Cette femme, c’est Marina (jouée par Joana de Verona) et pour cause d’un terrible accident dû à des acouphènes lors d’une compétition, elle a quitté les hauteurs du plongeoir pour la profondeur d’un aquarium, délestant le maillot de bain sportif pour la tenue de sirène. Dorénavant seule et enfermée comme n’importe quel animal en captivité voué à faire de ses mouvements de vie un spectacle lucratif, Marina tourne en rond dans un bocal manquant d’oxygène. Elle retrouve la surface lorsque l’athlète qui la remplace lui demande de l’entraîner. 

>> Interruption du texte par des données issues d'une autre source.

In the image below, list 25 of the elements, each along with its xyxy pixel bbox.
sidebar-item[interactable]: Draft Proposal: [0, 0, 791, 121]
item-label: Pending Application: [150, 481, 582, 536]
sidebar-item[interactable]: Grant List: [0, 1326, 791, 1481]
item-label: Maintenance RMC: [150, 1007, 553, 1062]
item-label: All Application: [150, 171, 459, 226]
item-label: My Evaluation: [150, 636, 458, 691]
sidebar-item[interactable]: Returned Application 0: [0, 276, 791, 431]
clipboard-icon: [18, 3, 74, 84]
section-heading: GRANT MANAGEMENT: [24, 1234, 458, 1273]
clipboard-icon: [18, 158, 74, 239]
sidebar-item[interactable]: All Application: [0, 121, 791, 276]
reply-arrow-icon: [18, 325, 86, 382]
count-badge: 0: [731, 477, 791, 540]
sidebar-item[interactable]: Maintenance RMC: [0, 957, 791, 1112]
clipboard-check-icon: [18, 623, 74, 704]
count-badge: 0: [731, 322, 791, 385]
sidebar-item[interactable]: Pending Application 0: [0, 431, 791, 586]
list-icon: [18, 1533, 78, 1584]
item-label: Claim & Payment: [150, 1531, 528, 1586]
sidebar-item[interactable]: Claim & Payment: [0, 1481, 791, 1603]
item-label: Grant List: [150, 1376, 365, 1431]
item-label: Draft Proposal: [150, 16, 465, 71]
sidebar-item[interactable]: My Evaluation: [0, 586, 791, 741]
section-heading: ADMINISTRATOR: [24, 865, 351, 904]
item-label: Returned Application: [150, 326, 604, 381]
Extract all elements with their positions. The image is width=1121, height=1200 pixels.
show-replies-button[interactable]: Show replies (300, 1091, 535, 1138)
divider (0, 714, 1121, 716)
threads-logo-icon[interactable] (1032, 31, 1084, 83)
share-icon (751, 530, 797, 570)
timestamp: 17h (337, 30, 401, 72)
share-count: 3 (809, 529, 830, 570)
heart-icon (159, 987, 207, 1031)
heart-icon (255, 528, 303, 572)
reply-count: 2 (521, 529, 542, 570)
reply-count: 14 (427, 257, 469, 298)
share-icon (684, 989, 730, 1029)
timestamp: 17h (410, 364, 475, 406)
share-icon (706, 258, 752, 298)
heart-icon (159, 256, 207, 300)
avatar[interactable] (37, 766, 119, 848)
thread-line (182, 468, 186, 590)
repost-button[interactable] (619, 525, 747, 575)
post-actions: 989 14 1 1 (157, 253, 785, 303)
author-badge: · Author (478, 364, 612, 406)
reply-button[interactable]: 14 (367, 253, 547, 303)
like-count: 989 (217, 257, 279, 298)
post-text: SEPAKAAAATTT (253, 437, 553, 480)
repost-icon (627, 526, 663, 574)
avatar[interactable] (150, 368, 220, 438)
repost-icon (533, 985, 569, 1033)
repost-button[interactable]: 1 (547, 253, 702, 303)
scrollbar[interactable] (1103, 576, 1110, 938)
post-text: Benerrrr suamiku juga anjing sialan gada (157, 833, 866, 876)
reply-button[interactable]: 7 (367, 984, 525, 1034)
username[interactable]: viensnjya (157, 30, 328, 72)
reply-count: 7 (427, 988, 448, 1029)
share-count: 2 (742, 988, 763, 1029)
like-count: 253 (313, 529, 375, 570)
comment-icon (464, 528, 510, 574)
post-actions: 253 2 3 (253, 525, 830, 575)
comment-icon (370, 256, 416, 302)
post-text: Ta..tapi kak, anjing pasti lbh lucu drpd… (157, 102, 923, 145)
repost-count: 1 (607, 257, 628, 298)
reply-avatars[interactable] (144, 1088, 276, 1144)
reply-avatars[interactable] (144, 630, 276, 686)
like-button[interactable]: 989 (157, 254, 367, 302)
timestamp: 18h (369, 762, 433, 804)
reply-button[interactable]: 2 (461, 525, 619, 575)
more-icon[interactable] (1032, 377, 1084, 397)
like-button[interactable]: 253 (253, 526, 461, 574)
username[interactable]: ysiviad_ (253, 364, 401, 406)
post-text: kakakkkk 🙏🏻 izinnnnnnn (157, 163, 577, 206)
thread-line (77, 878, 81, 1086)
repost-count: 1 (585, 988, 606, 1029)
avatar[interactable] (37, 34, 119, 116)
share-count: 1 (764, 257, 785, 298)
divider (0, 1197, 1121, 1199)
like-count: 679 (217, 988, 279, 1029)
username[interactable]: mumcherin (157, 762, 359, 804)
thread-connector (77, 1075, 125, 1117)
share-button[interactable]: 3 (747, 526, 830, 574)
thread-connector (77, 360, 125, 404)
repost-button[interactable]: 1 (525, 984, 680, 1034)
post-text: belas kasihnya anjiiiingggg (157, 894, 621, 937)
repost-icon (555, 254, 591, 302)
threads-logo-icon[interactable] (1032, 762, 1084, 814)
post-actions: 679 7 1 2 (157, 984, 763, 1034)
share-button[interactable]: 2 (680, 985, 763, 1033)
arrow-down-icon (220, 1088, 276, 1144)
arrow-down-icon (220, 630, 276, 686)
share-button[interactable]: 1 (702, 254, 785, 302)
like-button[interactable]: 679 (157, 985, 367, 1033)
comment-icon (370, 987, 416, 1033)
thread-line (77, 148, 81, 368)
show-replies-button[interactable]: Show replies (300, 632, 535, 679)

Grâce aux couleurs, aux sons et aux techniques permises par le cinéma, Gregorio Graziosi élabore une expérience sensorielle : donner à voir et à entendre l’invisible. De la même manière que les plus grands films sur le sport, Tinnitus (dont la traduction est acouphène) est un film marqué par la mystique du sort contraire qui s’acharne sur ceux qui semblent se battre contre un destin qui finit par les écraser. D'abord, en plongeon synchronisé, il est question de chuter, encore et encore, en convoquant les règles d'un art. Ensuite, il n’est pas question de face-à-face avec un adversaire comme à la boxe, ici, on saute par deux, l’une à côté de l’autre, cherchant la synchronisation d’une même danse volante. L’adversaire, plus que jamais, est à l’intérieur. Si un suivi médicamenteux, représenté par un conjoint médecin, peut entraver l'acouphène, Marina entend être une femme à part entière, libre, désireuse de repousser la maternité, pratiquer une discipline qui lui permettrait de nouveau de nager dans le bonheur. En suivant la voie de la compétition, Marina suit le parcours que connaissent trop de sportifs de haut niveau, à savoir une négation de leur propre corps et les dommages collatéraux qui l'accompagnent. Un corps sourd à ses propres besoins, devenu objet pour des ambitions.  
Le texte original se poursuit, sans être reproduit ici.